I get out of the gym at the Shepherd University Wellness Center and go downstairs to the Cafe where I get my post-exercise coffee and plop down in front of the lobby television. Today on C-Span 3 they were showing an all Republican Health Care panel, supposedly exposing all the things wrong with the countries that have single-payer (read “socialized medicine”) health plans.
And, of course, the Congress- men and – women were quoting and basing their arguments on stuff from the “highly non-partisan” Lewin Group.
Did I say that the Lewin Goup is non-partisan? Yeah.. that’s what the Republicans attacking the President’s plans are saying. But I read this in the WaPo a while later:
To Rep.

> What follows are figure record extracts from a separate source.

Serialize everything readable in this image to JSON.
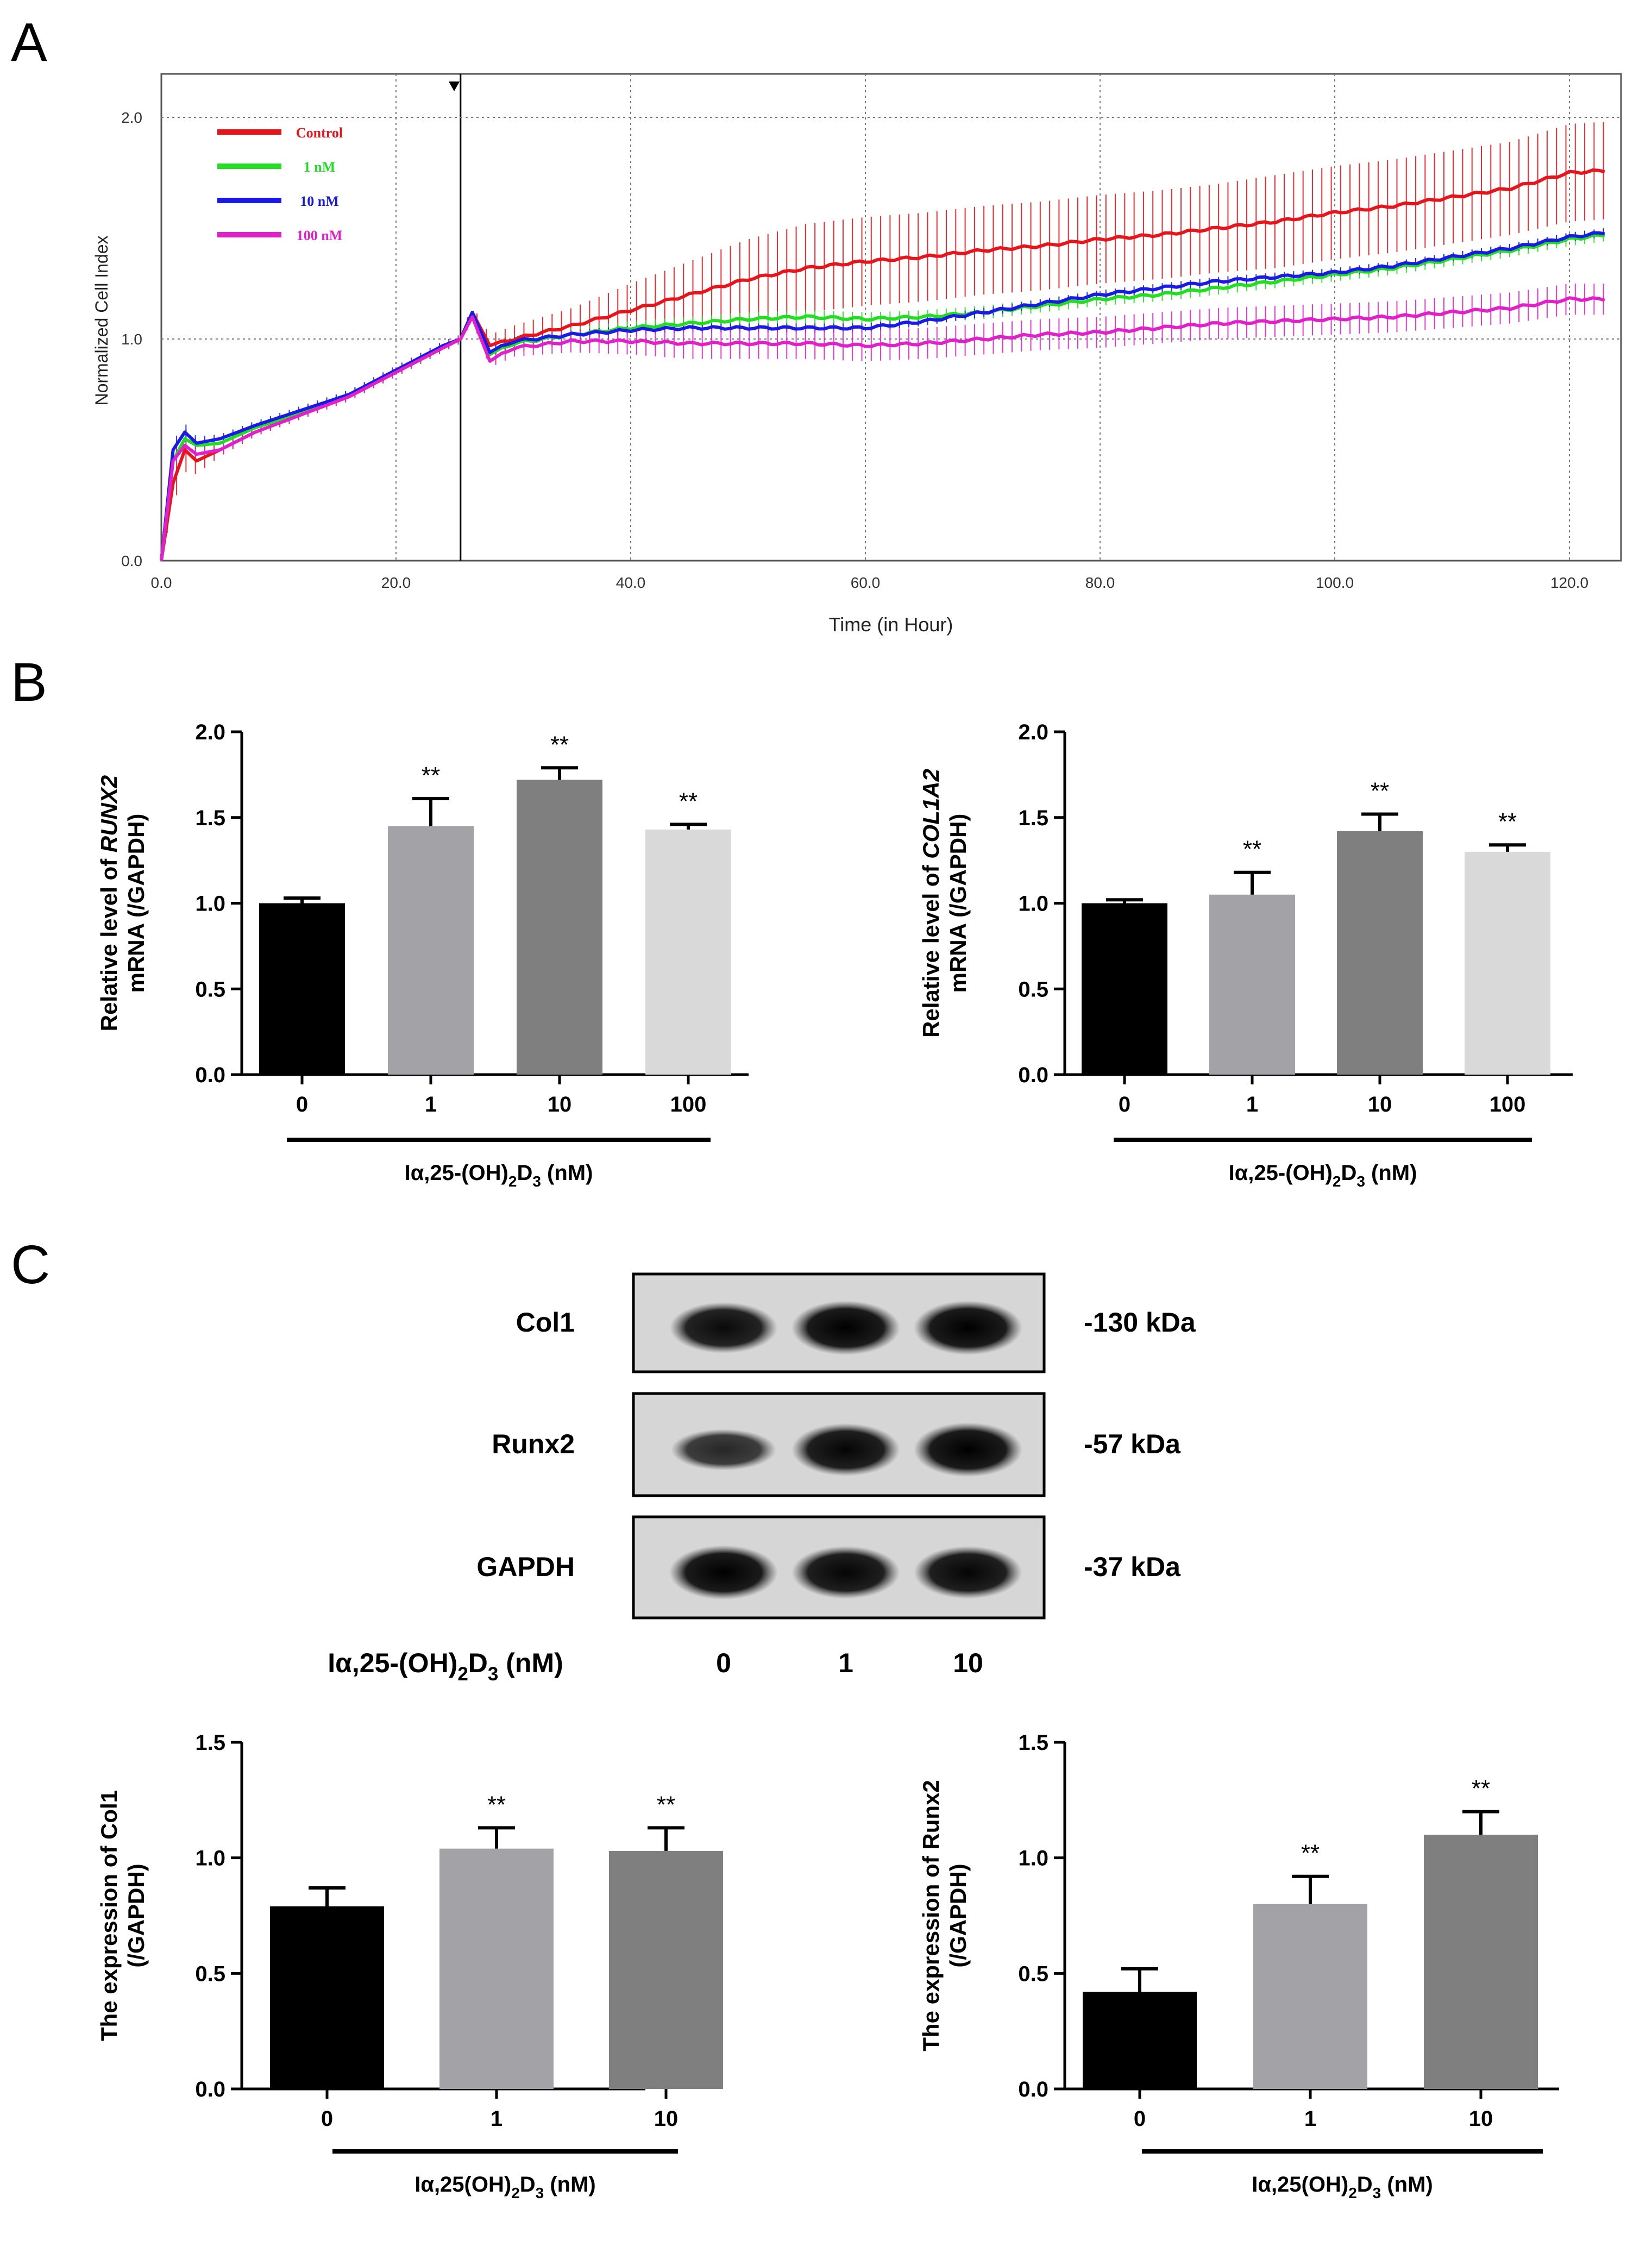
{
  "panels": {
    "a": "A",
    "b": "B",
    "c": "C"
  },
  "chart_data": [
    {
      "id": "panel-a",
      "type": "line",
      "title": "",
      "xlabel": "Time (in Hour)",
      "ylabel": "Normalized Cell Index",
      "xlim": [
        0,
        124
      ],
      "ylim": [
        0,
        2.1
      ],
      "xticks": [
        0,
        20,
        40,
        60,
        80,
        100,
        120
      ],
      "xtick_labels": [
        "0.0",
        "20.0",
        "40.0",
        "60.0",
        "80.0",
        "100.0",
        "120.0"
      ],
      "yticks": [
        0,
        1,
        2
      ],
      "ytick_labels": [
        "0.0",
        "1.0",
        "2.0"
      ],
      "vlines": [
        20,
        25.5,
        40,
        60,
        80,
        100,
        120
      ],
      "treatment_marker_x": 25.5,
      "series": [
        {
          "name": "Control",
          "color": "#e8141c",
          "x": [
            0,
            1,
            2,
            3,
            5,
            8,
            12,
            16,
            20,
            24,
            25.5,
            26.5,
            28,
            30,
            35,
            40,
            45,
            50,
            55,
            60,
            65,
            70,
            75,
            80,
            85,
            90,
            95,
            100,
            105,
            110,
            115,
            120,
            123
          ],
          "values": [
            0,
            0.35,
            0.5,
            0.45,
            0.5,
            0.58,
            0.66,
            0.74,
            0.85,
            0.96,
            1.0,
            1.12,
            0.97,
            1.0,
            1.06,
            1.13,
            1.2,
            1.27,
            1.32,
            1.35,
            1.37,
            1.4,
            1.42,
            1.45,
            1.47,
            1.5,
            1.53,
            1.57,
            1.6,
            1.64,
            1.68,
            1.75,
            1.76
          ],
          "err": [
            0,
            0.1,
            0.1,
            0.06,
            0.03,
            0.02,
            0.02,
            0.02,
            0.02,
            0.02,
            0.02,
            0.03,
            0.05,
            0.06,
            0.08,
            0.12,
            0.15,
            0.18,
            0.2,
            0.2,
            0.2,
            0.2,
            0.2,
            0.2,
            0.2,
            0.2,
            0.21,
            0.21,
            0.21,
            0.21,
            0.21,
            0.22,
            0.22
          ]
        },
        {
          "name": "1 nM",
          "color": "#22dd22",
          "x": [
            0,
            1,
            2,
            3,
            5,
            8,
            12,
            16,
            20,
            24,
            25.5,
            26.5,
            28,
            30,
            35,
            40,
            45,
            50,
            55,
            60,
            65,
            70,
            75,
            80,
            85,
            90,
            95,
            100,
            105,
            110,
            115,
            120,
            123
          ],
          "values": [
            0,
            0.45,
            0.55,
            0.52,
            0.53,
            0.6,
            0.67,
            0.75,
            0.85,
            0.96,
            1.0,
            1.12,
            0.93,
            0.98,
            1.02,
            1.05,
            1.07,
            1.09,
            1.1,
            1.09,
            1.1,
            1.12,
            1.15,
            1.18,
            1.2,
            1.23,
            1.26,
            1.29,
            1.32,
            1.36,
            1.4,
            1.45,
            1.47
          ],
          "err": [
            0,
            0.05,
            0.05,
            0.03,
            0.02,
            0.02,
            0.02,
            0.02,
            0.02,
            0.02,
            0.02,
            0.02,
            0.03,
            0.03,
            0.03,
            0.03,
            0.03,
            0.03,
            0.03,
            0.03,
            0.03,
            0.03,
            0.03,
            0.03,
            0.03,
            0.03,
            0.03,
            0.03,
            0.03,
            0.03,
            0.03,
            0.03,
            0.03
          ]
        },
        {
          "name": "10 nM",
          "color": "#1a1ae6",
          "x": [
            0,
            1,
            2,
            3,
            5,
            8,
            12,
            16,
            20,
            24,
            25.5,
            26.5,
            28,
            30,
            35,
            40,
            45,
            50,
            55,
            60,
            65,
            70,
            75,
            80,
            85,
            90,
            95,
            100,
            105,
            110,
            115,
            120,
            123
          ],
          "values": [
            0,
            0.5,
            0.58,
            0.53,
            0.55,
            0.61,
            0.68,
            0.75,
            0.86,
            0.97,
            1.0,
            1.12,
            0.94,
            0.99,
            1.02,
            1.04,
            1.05,
            1.05,
            1.05,
            1.05,
            1.08,
            1.12,
            1.16,
            1.2,
            1.23,
            1.26,
            1.28,
            1.3,
            1.33,
            1.37,
            1.41,
            1.46,
            1.48
          ],
          "err": [
            0,
            0.04,
            0.04,
            0.03,
            0.02,
            0.02,
            0.02,
            0.02,
            0.02,
            0.02,
            0.02,
            0.02,
            0.02,
            0.02,
            0.02,
            0.02,
            0.02,
            0.02,
            0.02,
            0.02,
            0.02,
            0.02,
            0.02,
            0.02,
            0.02,
            0.02,
            0.02,
            0.02,
            0.02,
            0.02,
            0.02,
            0.02,
            0.02
          ]
        },
        {
          "name": "100 nM",
          "color": "#e020c8",
          "x": [
            0,
            1,
            2,
            3,
            5,
            8,
            12,
            16,
            20,
            24,
            25.5,
            26.5,
            28,
            30,
            35,
            40,
            45,
            50,
            55,
            60,
            65,
            70,
            75,
            80,
            85,
            90,
            95,
            100,
            105,
            110,
            115,
            120,
            123
          ],
          "values": [
            0,
            0.45,
            0.52,
            0.48,
            0.5,
            0.58,
            0.66,
            0.74,
            0.85,
            0.96,
            1.0,
            1.1,
            0.9,
            0.96,
            0.99,
            0.99,
            0.98,
            0.98,
            0.98,
            0.97,
            0.98,
            1.0,
            1.02,
            1.03,
            1.05,
            1.07,
            1.08,
            1.09,
            1.1,
            1.12,
            1.14,
            1.18,
            1.18
          ],
          "err": [
            0,
            0.04,
            0.04,
            0.03,
            0.02,
            0.02,
            0.02,
            0.02,
            0.02,
            0.02,
            0.02,
            0.02,
            0.03,
            0.04,
            0.05,
            0.06,
            0.07,
            0.07,
            0.07,
            0.07,
            0.07,
            0.07,
            0.07,
            0.07,
            0.07,
            0.07,
            0.07,
            0.07,
            0.07,
            0.07,
            0.07,
            0.07,
            0.07
          ]
        }
      ]
    },
    {
      "id": "runx2-mrna",
      "type": "bar",
      "categories": [
        "0",
        "1",
        "10",
        "100"
      ],
      "values": [
        1.0,
        1.45,
        1.72,
        1.43
      ],
      "errors": [
        0.03,
        0.16,
        0.07,
        0.03
      ],
      "significance": [
        "",
        "**",
        "**",
        "**"
      ],
      "colors": [
        "#000000",
        "#a3a3a7",
        "#7f7f7f",
        "#d9d9d9"
      ],
      "ylabel_line1_pre": "Relative level of ",
      "ylabel_line1_gene": "RUNX2",
      "ylabel_line2": "mRNA (/GAPDH)",
      "xlabel": {
        "base": "Iα,25-(OH)",
        "sub1": "2",
        "mid": "D",
        "sub2": "3",
        "unit": " (nM)"
      },
      "ylim": [
        0,
        2.0
      ],
      "yticks": [
        "0.0",
        "0.5",
        "1.0",
        "1.5",
        "2.0"
      ]
    },
    {
      "id": "col1a2-mrna",
      "type": "bar",
      "categories": [
        "0",
        "1",
        "10",
        "100"
      ],
      "values": [
        1.0,
        1.05,
        1.42,
        1.3
      ],
      "errors": [
        0.02,
        0.13,
        0.1,
        0.04
      ],
      "significance": [
        "",
        "**",
        "**",
        "**"
      ],
      "colors": [
        "#000000",
        "#a3a3a7",
        "#7f7f7f",
        "#d9d9d9"
      ],
      "ylabel_line1_pre": "Relative level of ",
      "ylabel_line1_gene": "COL1A2",
      "ylabel_line2": "mRNA (/GAPDH)",
      "xlabel": {
        "base": "Iα,25-(OH)",
        "sub1": "2",
        "mid": "D",
        "sub2": "3",
        "unit": " (nM)"
      },
      "ylim": [
        0,
        2.0
      ],
      "yticks": [
        "0.0",
        "0.5",
        "1.0",
        "1.5",
        "2.0"
      ]
    },
    {
      "id": "col1-protein",
      "type": "bar",
      "categories": [
        "0",
        "1",
        "10"
      ],
      "values": [
        0.79,
        1.04,
        1.03
      ],
      "errors": [
        0.08,
        0.09,
        0.1
      ],
      "significance": [
        "",
        "**",
        "**"
      ],
      "colors": [
        "#000000",
        "#a3a3a7",
        "#7f7f7f"
      ],
      "ylabel_line1": "The expression of Col1",
      "ylabel_line2": "(/GAPDH)",
      "xlabel": {
        "base": "Iα,25(OH)",
        "sub1": "2",
        "mid": "D",
        "sub2": "3",
        "unit": " (nM)"
      },
      "ylim": [
        0,
        1.5
      ],
      "yticks": [
        "0.0",
        "0.5",
        "1.0",
        "1.5"
      ]
    },
    {
      "id": "runx2-protein",
      "type": "bar",
      "categories": [
        "0",
        "1",
        "10"
      ],
      "values": [
        0.42,
        0.8,
        1.1
      ],
      "errors": [
        0.1,
        0.12,
        0.1
      ],
      "significance": [
        "",
        "**",
        "**"
      ],
      "colors": [
        "#000000",
        "#a3a3a7",
        "#7f7f7f"
      ],
      "ylabel_line1": "The expression of Runx2",
      "ylabel_line2": "(/GAPDH)",
      "xlabel": {
        "base": "Iα,25(OH)",
        "sub1": "2",
        "mid": "D",
        "sub2": "3",
        "unit": " (nM)"
      },
      "ylim": [
        0,
        1.5
      ],
      "yticks": [
        "0.0",
        "0.5",
        "1.0",
        "1.5"
      ]
    }
  ],
  "western_blot": {
    "rows": [
      {
        "label": "Col1",
        "size": "-130 kDa",
        "intensity": [
          0.9,
          1.0,
          1.0
        ]
      },
      {
        "label": "Runx2",
        "size": "-57   kDa",
        "intensity": [
          0.6,
          0.95,
          1.0
        ]
      },
      {
        "label": "GAPDH",
        "size": "-37   kDa",
        "intensity": [
          1.0,
          0.95,
          0.95
        ]
      }
    ],
    "lanes": [
      "0",
      "1",
      "10"
    ],
    "treatment_label": {
      "base": "Iα,25-(OH)",
      "sub1": "2",
      "mid": "D",
      "sub2": "3",
      "unit": " (nM)"
    }
  }
}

Eric Cantor of Virginia, the House Republican whip, it is “the nonpartisan Lewin Group.” To Republicans on the House Ways and Means Committee, it is an “independent research firm.” To Sen. Orrin Hatch of Utah, the second-ranking Republican on the pivotal Finance Committee, it is “well known as one of the most nonpartisan groups in the country.”
Gee… they are all referring to this one, single consultancy. But the WaPo goes on:
Generally left unsaid amid all the citations is that the Lewin Group is wholly owned by United Health Group, one of the nation’s largest insurers.
Indeed, according to the NY Attorney General, the Lewin Group is a subset of Ingenix, a United Health subsidiary, that the American Medical Association has accused of helping insurers shift medical expenses to consumers by distributing skewed data (one of the reasons the AMA, I would guess, has surprisingly come out in support of Obama over the issue).
Lewin, which was bought by United Health in 2007, has tried to claim that there is no influence from this huge insurer on their opinions. Their Vice President, John Sheils claims there was no impact on them from Ingenix, which has now paid settlement fines to NY State and the AMA. The Insurance Industry, however, as represented by United Health, can push Lewin as npn-partisan, but it can also exert a kind of control over what is reported by them:
A February report contained information that could be used to argue for a single-payer system, the approach most threatening to private insurers, Sheils noted.
But not all of the firm’s reports see the light of day. For example, a study for the Blue Cross Blue Shield Association was never released, Sheils said.
“Let’s just say, sometimes studies come out that don’t show exactly what the client wants to see. And in those instances, they have [the] option to bury the study — to not release it, rather,” Sheils said.
If party politics could be squeezed out of the Health Care debates, we might have a whole new view of the truth… but, frankly, this will be a Democratic success, or it won’t happen at all.